Ensuite il m’a volé, l’infâme plagiaire,

Cette description (voyez son Antiquaire),

Le chat noir, — Marius sur ces restes debout ! —

Et mille autres détails. Je le jurerais presque,

Celui que fit l’hymen du sublime au grotesque,

Créa Bug, Han, Cromwell, Notre-Dame, Hernani,

Dans cette hutte même a ciselé ces masques

Que l’on croirait, à voir leurs galbes si fantasques,

De Benvenuto Cellini.
XV
Le matou dont il est parlé dans l’autre strophe

Était le bisaïeul de Murr, ce philosophe,

Dont l’histoire enlacée à celle de Kreissler

M’a fait plus d’une fois oublier que la bûche

Prenait en s’éteignant sa robe de peluche,

Et que minuit sonnait et que c’était l’hiver.

Mon pauvre Childebrand à l’amitié si franche,

Le meilleur cœur de chat et l’âme la plus blanche

Qui se puissent trouver sous des poils aussi noirs,

Cet ami dont la mort m’a causé tant de peine,

Que depuis ce temps-là j’ai pris la vie en haine,

Était aussi l’un de ses hoirs.
XVI
Ce digne chat était du reste l’être unique

Admis dans ce repaire, et pour qui Véronique

Eût de l’affection ; — peut-être bien aussi

Était-il seul au monde à l’aimer ; — vieille, laide

Et pauvre, qui l’eût fait ? C’est un mal sans remède ;

Ceux qu’on hait sont méchants, et l’on s’excuse ainsi.
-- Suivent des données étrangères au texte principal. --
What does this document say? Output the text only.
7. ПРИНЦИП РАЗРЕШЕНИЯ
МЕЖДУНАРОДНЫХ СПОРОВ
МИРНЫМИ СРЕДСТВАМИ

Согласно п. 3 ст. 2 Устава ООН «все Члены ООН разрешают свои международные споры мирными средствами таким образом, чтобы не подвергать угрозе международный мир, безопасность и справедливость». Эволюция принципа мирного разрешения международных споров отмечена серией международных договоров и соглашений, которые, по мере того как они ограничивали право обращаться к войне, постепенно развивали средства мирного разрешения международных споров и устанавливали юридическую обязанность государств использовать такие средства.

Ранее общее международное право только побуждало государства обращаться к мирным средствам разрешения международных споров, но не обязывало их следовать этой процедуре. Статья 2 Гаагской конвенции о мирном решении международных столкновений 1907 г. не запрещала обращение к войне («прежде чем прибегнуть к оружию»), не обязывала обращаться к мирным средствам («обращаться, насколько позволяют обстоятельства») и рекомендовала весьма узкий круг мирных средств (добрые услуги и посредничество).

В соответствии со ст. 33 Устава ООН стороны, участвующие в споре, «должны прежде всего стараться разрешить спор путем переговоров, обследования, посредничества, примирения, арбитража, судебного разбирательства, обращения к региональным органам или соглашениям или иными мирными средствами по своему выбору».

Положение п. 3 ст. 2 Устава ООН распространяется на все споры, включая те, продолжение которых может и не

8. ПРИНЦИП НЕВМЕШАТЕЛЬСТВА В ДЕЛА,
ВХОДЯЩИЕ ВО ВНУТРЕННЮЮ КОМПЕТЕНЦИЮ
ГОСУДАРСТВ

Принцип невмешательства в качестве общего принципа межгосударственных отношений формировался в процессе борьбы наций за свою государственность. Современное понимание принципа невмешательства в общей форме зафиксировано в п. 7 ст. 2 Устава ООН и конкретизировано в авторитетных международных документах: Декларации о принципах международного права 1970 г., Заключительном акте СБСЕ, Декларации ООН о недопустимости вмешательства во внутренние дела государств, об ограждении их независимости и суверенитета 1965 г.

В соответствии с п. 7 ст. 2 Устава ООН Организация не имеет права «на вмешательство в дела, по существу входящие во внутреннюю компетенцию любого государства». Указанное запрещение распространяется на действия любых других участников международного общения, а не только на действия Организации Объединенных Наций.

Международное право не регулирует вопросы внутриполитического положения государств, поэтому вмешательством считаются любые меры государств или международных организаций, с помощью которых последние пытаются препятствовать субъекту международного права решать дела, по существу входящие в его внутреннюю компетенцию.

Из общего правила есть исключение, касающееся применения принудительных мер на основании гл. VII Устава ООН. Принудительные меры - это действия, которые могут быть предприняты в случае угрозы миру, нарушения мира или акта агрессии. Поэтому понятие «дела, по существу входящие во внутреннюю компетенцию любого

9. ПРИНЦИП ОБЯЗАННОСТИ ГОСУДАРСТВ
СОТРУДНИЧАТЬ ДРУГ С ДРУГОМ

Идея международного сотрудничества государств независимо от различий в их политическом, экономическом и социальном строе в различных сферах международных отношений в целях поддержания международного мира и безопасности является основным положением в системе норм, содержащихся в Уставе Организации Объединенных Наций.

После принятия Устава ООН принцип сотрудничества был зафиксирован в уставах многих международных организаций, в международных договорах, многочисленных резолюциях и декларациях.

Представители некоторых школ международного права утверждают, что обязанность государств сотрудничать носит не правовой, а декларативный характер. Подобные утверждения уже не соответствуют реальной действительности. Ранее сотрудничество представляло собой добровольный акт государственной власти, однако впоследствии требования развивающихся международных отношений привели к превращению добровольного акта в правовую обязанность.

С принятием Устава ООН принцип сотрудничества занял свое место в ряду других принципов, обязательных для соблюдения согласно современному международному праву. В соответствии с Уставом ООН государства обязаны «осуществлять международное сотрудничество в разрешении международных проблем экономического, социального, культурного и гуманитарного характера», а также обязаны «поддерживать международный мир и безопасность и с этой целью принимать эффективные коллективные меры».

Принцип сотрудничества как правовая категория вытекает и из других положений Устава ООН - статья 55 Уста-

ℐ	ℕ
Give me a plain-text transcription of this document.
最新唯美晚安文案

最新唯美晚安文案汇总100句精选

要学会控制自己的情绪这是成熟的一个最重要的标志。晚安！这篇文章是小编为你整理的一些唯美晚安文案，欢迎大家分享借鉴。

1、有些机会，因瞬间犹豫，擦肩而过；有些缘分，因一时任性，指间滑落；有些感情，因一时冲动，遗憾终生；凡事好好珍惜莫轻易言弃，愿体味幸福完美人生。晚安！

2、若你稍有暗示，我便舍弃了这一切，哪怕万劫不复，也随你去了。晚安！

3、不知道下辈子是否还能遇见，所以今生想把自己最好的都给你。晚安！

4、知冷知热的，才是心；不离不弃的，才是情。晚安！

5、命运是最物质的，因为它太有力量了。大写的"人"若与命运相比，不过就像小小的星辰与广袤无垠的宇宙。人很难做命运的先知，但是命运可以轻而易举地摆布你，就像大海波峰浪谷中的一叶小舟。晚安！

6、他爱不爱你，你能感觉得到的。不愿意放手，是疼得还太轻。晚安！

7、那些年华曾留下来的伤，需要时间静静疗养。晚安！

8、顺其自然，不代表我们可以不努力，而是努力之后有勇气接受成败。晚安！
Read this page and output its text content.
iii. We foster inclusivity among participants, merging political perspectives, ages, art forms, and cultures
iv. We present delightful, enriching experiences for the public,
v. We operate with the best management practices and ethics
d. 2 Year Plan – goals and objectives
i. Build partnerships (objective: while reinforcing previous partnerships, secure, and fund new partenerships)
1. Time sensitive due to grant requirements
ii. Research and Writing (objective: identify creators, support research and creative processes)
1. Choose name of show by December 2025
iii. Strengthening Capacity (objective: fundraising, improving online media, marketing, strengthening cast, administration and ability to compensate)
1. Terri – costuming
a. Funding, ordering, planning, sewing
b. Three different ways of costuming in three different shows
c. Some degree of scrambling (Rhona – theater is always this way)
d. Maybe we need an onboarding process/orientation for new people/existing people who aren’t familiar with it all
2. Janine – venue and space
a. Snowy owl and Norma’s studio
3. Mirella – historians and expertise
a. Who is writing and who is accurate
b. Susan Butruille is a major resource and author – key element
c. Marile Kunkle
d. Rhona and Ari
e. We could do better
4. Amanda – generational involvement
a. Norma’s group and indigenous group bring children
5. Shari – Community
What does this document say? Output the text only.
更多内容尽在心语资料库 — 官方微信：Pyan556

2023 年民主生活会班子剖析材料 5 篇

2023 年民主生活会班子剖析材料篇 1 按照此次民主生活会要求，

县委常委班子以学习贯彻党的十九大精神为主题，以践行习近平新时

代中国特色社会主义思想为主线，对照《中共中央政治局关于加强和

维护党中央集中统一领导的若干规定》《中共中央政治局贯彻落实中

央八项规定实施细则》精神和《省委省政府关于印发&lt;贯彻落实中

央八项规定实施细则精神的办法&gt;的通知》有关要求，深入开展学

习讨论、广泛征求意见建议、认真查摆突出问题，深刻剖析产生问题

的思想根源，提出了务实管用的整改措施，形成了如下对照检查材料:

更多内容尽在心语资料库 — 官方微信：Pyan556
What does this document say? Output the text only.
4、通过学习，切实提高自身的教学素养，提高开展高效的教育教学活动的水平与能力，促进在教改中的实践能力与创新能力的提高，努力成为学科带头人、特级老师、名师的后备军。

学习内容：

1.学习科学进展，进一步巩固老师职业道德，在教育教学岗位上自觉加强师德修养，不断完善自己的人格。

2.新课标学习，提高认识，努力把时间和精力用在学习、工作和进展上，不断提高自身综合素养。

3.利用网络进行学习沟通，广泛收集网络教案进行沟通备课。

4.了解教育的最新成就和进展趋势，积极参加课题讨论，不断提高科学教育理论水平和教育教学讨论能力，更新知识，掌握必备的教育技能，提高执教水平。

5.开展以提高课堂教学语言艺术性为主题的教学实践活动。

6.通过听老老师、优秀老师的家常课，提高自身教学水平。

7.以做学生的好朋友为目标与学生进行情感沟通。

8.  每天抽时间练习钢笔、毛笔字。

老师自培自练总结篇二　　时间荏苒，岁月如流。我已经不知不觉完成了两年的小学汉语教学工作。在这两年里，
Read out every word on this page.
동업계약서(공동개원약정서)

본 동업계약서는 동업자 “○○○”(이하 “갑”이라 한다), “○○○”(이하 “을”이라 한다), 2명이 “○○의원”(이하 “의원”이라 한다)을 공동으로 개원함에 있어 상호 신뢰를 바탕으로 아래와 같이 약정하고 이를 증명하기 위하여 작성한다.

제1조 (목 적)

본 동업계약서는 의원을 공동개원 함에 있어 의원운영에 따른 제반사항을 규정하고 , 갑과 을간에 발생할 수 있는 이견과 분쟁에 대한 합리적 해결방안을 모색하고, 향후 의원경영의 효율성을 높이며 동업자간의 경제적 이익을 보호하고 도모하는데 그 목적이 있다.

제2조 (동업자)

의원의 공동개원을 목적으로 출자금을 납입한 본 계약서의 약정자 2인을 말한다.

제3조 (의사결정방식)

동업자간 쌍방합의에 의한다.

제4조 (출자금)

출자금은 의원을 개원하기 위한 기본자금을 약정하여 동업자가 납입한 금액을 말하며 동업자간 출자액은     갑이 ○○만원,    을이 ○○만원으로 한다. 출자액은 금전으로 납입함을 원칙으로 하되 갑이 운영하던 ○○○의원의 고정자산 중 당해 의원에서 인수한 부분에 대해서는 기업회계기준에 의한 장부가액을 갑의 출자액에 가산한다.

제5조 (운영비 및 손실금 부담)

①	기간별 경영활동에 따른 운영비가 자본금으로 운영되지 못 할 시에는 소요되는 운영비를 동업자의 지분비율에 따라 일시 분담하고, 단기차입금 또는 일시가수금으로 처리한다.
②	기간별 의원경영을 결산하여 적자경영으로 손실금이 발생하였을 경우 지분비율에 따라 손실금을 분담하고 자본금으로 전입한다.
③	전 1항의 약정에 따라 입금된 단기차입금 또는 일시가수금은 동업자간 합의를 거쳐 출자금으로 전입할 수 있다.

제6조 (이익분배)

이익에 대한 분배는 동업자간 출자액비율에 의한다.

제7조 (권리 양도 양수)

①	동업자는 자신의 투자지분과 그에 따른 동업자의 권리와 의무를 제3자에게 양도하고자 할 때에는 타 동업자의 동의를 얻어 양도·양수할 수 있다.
— Il fait nuit, tout se tait ; une lumière rouge,

Intermittente, oscille aux vitrages du bouge ;

— Notre matou, couché sur le fauteuil boiteux,

Regarde d’un air grave et plein d’intelligence

La vieille qui s’agite et qui fait diligence

Pour quelque mystère honteux ;
XVII
Ou bien, frottant sa patte à sa moustache raide,

Lustre son poil soyeux comme l’hermine, à l’aide

De sa langue âpre et dure, et frileux, pour dormir

Entre les deux chenets, près des tisons, en boule,

La tête sous la queue artistement se roule.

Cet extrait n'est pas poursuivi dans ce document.